Küçük Arthur, elini yüzünü mutfak lavabosunda doğru dürüst yıkayabilmek için bir sandalyenin üstüne çıkıyor. Küçük Arthur’un bedensel gelişimi sekiz yaşındayken durmuş. Bunu öğrenince birkaç ay boyunca bir yandan ağlamış, bir yandan da kendi kendine konuşmuş. Sonra birden, ağlamayı bırakmış. Kendisiyle sıradan duyguların dünyası arasında bir kabuk oluşmuş. Çaydanlığı dolduruyor. Penceresinden, aşağıdaki tanıdık manzaraya bakıyor: Öbür evlerin arka yüzleri, perdeleri çekilmiş başka pencereler, bodur kalmış çalılıkları ve ağaççıklarıyla küçük bahçeler. Çaydanlıktaki suyun kaynamasını beklerken, yukarıda duran kıza günaydın, bugün nasılız, diyor. Bu aslında küçük bir kızın yerel gazeteden kesilmiş fotoğrafı. Kızın yüzünde öylesine sakin ve temiz bir ifade var ki, Arthur fotoğrafı saklamaya karar vermiş. Zamanla sararmasını ve solmasını önlemek için de onu duvara cilayla yapıştırmış.

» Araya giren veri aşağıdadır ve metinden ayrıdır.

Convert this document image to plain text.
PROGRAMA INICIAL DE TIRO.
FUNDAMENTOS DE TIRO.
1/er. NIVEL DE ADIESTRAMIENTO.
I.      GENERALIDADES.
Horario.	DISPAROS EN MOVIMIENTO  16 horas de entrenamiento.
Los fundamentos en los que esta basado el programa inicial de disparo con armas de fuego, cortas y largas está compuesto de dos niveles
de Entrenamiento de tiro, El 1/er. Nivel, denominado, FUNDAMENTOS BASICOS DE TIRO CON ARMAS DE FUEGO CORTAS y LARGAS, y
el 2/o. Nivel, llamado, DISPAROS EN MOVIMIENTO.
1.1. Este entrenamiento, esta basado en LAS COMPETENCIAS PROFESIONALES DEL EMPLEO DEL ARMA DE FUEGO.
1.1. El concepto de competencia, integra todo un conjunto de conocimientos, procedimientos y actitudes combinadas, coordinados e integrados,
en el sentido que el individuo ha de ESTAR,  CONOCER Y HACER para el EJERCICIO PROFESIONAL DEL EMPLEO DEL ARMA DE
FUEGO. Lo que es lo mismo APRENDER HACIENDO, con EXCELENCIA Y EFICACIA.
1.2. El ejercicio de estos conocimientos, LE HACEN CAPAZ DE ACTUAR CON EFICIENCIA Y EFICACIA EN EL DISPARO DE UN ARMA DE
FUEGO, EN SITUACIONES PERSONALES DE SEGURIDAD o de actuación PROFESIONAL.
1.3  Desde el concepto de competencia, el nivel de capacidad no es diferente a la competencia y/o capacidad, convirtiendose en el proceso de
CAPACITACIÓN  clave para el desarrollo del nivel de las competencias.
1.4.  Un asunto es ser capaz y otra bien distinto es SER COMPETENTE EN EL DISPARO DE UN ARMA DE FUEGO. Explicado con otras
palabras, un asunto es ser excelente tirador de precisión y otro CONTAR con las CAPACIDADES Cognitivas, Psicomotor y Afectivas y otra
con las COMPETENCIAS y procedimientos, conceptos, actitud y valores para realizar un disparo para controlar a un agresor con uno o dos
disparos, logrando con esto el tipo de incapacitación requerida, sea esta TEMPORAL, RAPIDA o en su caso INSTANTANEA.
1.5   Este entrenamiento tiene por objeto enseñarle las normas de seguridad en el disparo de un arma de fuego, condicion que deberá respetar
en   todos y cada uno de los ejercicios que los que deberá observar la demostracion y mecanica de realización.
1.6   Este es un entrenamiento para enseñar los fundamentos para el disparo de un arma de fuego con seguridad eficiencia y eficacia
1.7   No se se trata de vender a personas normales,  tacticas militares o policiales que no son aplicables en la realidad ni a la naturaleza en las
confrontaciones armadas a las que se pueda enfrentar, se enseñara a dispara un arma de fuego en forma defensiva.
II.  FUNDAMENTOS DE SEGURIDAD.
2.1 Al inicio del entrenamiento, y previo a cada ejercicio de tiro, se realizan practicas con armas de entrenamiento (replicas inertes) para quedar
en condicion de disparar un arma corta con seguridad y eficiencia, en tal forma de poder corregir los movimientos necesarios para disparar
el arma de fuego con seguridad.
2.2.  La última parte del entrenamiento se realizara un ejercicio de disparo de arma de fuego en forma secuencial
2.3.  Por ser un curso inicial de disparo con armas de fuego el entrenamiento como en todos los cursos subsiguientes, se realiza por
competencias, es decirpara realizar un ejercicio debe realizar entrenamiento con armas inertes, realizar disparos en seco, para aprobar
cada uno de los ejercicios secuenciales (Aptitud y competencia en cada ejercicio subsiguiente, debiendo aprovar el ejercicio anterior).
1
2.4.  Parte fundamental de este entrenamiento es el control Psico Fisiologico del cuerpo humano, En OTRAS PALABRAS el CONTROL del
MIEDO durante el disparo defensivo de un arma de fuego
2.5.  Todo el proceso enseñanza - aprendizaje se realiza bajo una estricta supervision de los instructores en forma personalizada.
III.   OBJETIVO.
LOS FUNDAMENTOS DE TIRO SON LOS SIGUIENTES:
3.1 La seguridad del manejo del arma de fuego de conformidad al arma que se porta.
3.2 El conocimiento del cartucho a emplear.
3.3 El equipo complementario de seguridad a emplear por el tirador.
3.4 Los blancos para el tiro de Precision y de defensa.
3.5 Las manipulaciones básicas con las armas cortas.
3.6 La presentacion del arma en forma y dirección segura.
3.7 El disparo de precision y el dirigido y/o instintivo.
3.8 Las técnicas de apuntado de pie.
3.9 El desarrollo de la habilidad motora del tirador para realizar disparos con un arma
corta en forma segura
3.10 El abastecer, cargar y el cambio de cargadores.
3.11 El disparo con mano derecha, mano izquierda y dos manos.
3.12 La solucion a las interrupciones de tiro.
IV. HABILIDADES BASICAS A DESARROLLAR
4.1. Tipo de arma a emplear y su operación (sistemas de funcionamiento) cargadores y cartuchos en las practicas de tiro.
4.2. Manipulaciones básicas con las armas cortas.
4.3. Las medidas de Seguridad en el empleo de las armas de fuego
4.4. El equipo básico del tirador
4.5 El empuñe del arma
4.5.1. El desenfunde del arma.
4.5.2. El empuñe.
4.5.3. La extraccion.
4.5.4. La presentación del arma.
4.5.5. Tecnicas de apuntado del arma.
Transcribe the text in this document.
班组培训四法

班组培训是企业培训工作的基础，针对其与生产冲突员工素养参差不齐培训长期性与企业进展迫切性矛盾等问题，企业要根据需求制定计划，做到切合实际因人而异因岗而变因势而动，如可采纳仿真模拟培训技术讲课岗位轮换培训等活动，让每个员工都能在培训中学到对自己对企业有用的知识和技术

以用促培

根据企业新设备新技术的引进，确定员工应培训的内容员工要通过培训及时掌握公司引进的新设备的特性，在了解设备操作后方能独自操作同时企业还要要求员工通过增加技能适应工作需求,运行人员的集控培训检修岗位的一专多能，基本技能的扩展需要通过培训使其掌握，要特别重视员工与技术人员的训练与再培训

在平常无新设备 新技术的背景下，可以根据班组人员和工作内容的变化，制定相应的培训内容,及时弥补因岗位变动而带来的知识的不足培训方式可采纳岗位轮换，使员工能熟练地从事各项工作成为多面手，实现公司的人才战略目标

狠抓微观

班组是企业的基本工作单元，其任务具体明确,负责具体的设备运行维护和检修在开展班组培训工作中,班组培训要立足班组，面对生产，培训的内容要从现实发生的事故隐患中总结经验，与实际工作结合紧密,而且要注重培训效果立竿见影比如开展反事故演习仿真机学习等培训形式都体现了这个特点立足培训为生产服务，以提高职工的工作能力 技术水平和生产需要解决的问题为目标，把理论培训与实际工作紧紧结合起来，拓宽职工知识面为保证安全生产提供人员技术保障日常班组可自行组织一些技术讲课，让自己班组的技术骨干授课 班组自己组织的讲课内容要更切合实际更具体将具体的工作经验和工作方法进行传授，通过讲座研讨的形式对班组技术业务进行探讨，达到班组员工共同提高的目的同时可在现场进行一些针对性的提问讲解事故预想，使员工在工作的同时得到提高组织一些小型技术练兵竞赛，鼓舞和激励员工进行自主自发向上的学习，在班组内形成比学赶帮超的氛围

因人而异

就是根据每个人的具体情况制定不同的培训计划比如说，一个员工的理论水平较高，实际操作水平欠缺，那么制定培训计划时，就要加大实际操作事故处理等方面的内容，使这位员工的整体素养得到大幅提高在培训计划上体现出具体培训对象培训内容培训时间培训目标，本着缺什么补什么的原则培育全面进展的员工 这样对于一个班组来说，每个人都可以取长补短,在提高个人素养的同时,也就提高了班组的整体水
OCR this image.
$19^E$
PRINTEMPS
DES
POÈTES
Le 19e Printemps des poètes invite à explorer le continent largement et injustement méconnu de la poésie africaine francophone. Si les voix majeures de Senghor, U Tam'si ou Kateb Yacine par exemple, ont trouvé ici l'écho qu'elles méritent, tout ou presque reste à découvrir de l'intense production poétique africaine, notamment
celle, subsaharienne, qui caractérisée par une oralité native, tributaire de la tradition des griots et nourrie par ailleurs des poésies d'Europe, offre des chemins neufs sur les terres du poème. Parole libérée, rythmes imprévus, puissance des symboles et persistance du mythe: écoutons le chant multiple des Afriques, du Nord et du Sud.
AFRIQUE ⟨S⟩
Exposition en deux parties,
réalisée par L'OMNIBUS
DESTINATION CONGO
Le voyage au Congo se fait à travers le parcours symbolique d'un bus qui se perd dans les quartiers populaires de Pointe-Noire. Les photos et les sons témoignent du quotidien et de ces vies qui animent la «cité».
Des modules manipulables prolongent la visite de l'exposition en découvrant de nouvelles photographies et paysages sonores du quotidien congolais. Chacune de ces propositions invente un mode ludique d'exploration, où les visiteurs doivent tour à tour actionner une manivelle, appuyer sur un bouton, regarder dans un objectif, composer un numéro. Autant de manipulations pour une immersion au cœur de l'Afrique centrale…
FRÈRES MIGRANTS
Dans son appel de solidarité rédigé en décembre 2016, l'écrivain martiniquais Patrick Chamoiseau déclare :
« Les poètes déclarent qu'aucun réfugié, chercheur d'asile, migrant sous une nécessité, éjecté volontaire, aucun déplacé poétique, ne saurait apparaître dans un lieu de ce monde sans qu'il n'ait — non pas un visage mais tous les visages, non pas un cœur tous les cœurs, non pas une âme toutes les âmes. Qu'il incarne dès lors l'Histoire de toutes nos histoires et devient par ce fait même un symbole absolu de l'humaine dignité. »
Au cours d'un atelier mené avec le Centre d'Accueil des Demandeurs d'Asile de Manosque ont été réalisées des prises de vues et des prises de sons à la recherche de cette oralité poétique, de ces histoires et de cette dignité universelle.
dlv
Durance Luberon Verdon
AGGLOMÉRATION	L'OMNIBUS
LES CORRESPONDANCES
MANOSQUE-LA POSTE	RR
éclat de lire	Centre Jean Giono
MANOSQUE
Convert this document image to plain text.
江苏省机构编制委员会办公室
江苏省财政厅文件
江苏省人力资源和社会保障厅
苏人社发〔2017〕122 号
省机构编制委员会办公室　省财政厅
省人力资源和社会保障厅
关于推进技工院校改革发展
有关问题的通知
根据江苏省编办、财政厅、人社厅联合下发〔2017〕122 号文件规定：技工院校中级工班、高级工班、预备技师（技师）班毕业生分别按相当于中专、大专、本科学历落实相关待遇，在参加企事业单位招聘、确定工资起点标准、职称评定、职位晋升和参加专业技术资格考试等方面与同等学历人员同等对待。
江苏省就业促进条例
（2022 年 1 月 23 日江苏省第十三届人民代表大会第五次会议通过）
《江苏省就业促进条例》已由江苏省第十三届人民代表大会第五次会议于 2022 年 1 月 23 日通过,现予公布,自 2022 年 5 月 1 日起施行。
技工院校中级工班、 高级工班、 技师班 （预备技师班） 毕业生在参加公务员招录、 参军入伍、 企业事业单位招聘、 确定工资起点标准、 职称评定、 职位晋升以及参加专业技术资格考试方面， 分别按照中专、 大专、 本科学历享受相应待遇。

Küçük Arthur, Eğlence Kenti adında, Borough Caddesi üstünde bulunan küçük bir atari salonunun işletmecisi. Saat tam sekizde, ona yuvarlanıyormuş havası veren tuhaf yürüyüşüyle, sağa sola bakmaksızın ve kafasını kaldırmaksızın caddede yürümeye başlıyor. Başında kafatasının uzantısıymış gibi duran eski ve yassı bir kasket bulunan gazete satıcısı onu iyi tanıyor.
“Bu sabah nasılız bakalım Arthur?”
“İdare ediyoruz işte, idare ediyoruz.” Arthur gazete satıcısına bakmıyor.
“Eğlence Kenti”nin tabelası sıra sıra lambalarla çevrili, ama Küçük Arthur’un bildiği kadarıyla bunlar hiç yakılmıyor; elbette, diye düşünüyor, o uyurken de yakmıyorlarsa. İçerisi, sabahın bu erken saatinde, oyun makinelerinin neşeli sesleri, jetonların şıngırtısı, Sanal Otomobil Yarışı makinesinin kükremesi ve otomatik tüfeklerin yapay ateş sesi olmaksızın ölü bir yıldıza benziyor.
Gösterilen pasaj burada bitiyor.